I Am the Luckiest

Kit looks like a perfect cross between his two older brothers at this age, and he’s just the cheeriest baby I’ve ever met in my life. He smiles at the drop of a hat, and he coos and chirps and is just generally a sweetheart. His pediatrician diagnosed him with “happy GERD”—he has a lot of reflux, he spits up like crazy and chokes and coughs pretty frequently, but none of it seems to bother him. Last week he wasn’t able to sleep for hours and hours and the next day we realized that it was because he had a tooth coming in. I hadn’t guessed because he didn’t seem angry, or to be in pain; he was just tired and increasingly frustrated that he couldn’t stay asleep for more than a few minutes. Not that he doesn’t do any screaming, but really, I keep being surprised by how good-natured he is.
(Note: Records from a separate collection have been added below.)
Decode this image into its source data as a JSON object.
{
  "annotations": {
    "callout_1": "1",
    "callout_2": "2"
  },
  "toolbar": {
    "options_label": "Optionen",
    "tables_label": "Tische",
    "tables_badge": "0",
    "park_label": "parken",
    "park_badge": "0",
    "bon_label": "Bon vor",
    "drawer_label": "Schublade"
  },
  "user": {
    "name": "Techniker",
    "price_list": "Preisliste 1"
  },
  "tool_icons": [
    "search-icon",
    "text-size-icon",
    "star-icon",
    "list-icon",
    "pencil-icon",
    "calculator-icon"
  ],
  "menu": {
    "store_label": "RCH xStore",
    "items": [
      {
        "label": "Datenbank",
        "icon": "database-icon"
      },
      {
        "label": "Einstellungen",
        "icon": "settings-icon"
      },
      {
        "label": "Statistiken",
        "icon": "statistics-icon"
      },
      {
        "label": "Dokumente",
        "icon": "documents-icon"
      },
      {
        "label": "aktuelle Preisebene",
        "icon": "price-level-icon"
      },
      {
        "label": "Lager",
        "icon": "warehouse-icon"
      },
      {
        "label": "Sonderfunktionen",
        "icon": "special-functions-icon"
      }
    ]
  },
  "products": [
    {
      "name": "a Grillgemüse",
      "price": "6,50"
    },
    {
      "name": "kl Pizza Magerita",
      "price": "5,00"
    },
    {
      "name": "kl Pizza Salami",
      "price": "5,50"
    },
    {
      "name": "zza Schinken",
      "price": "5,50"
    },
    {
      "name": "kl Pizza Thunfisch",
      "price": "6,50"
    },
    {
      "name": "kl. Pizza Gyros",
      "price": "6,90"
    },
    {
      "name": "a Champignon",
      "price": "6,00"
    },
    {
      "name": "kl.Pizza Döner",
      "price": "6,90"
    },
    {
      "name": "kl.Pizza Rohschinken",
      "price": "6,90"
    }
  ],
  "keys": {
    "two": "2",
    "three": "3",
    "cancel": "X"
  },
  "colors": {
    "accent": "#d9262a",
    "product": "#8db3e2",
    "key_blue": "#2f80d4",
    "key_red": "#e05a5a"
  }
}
Joey is still a treat, albeit a treat with a lot on his plate. He wants to nurse constantly, and whenever I turn him down—which sometimes I just have to—he bursts into tears. A few days ago I ended up nursing both boys at the same time, which I had planned never to do. Parenting reminds me every so often, very clearly, that I am an animal; looking down at two nurslings and hearing their little snurfing noises was one of those times. At one point, Kit started to fuss, and Joey reached over and patted his back. It’s hard for him, feeling as though he has to compete with the baby—but he keeps reaching out to Kit with affection and gentleness.

There’s a game Joey likes to play where he starts pointing out my features (“mouf! nose! eye! eyebough!”) and when he gets to the ears, he turns my head back and forth—I am supposed to repeat “Ear, ear, ear”—and then at some point, break off and say “Kisses!” and then attack his face with kisses. He thinks this is hilarious, and wants to do it again and again. There are certainly downsides to full-blown toddlerdom: the constant boundary testing, the increasing pickiness, the whining, the meltdowns. But Joey’s so funny, and so clever and sweet. His energy is exhausting, but it’s also pretty wonderful. When I was getting us ready to go to Mass on Sunday, Joey suggested that we should go somewhere else instead: “Pok! [park]” When I told him that No, buddy, we’re going to Mass, he tried a different idea: “Wok! [walk]”  He loves to go out. After the first couple of weeks of life with Kit, I started taking Joey out by myself once a week, and that seemed to make a huge difference in how his days go; it’s just hard for the two of us to get time alone at home. But once a week we can go for a walk, or to a park, or for ice cream, and he seems thrilled every time.

Honestly, I like both kids so much that I occasionally wonder whether maybe we’ll revisit the conversation about whether we’re done with babies four or five years from now. Babies, even easy babies, are just exhausting—but the idea of adding another really excellent person to our family is pretty appealing. Once the kids are bigger and don’t need quite such constant holding and wrangling and diaper changing . . . well, we’ll have to see.